We will investigate model-based RL across multiple applications, including cloud job scheduling, resource management in cloud clusters, and power optimization in edge devices. The success of this project will expand the applicability of RL in systems design and contribute to more efficient, intelligent infrastructure.

Start Date

January 1, 2026

Postdoc Qualifications

1. PH.D. in Computer Science or Electrical and Computer Engineering

2. Strong background in Reinforcement Learning (RL): Demonstrated expertise in both model-free and model-based RL, with a solid grasp of dynamic programming, value iteration, and policy optimization methods.

3. Systems and Networking Knowledge: Experience in at least one relevant domain such as cloud computing, mobile/edge systems, computer networks, or operating systems, with an interest in applying ML to real-world systems control problems.

4. Applied Machine Learning Experience: Proficiency in developing and implementing ML algorithms using frameworks such as PyTorch or TensorFlow, with a track record of applying them to practical problems.

5. Programming and Experimentation Skills: Strong skills in Python/C++ (or similar), experience with simulation environments and system-level benchmarking, and the ability to design reproducible experiments.

6. Research and Communication Ability: Proven research record (e.g., publications in ML, systems, or networking venues) and strong written/oral communication skills for disseminating results and collaborating across disciplines.

Co-advisors

Prof. Y. Charlie Hu, [email protected], ECE, https://engineering.purdue.edu/~ychu/

Prof. ShaoShuai Mou, Aeronautics and Astronautics, https://engineering.purdue.edu/AAE/people/ptProfile?resource_id=124981

Bibliography

P. C. Heredia, J. George, S. Mou. Distributed Offline Reinforcement Learning. Proceedings of IEEE Conference on Decision and Control, Cancun, Mexico, 2022.
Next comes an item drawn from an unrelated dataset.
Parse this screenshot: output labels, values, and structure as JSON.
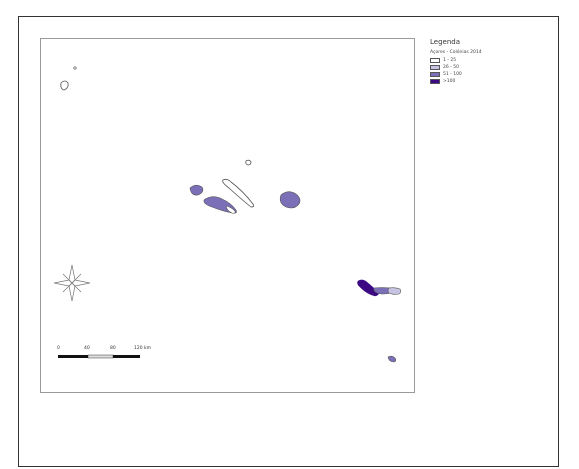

Y. Xie, S. Mou, S. Sundaram. Communication-Efficient and Resilient Distributed Q-Learning. IEEE Transactions on Neural Networks and Learning Systems, 1-14, 2023.

A. Jajoo, Y. C. Hu, X. Lin, and Nan Deng. Slearn: A Case for Task Sampling based Learning for Cluster Job Scheduling. In IEEE Transactions on Cloud Computing, Vol. 11(3), pp. 2664-2680, July-September 2023.

Z. Jonny Kong, Qiang Xu, Jiayi Meng, and Y. Charlie Hu. AccuMO: Accuracy-Centric Multitask Offloading in Edge-Assisted Mobile Augmented Reality. In Proc. of ACM MobiCom, October 2-6, 2023.

Z. Jonny Kong, Qiamg Xu, Y. Charlie Hu. PPIPE: Efficient Video Analytics Serving on Heterogeneous GPU Clusters via Pool-Based Pipeline Parallelism. In Proc. of USENIX ATC, July 7-9, 2025.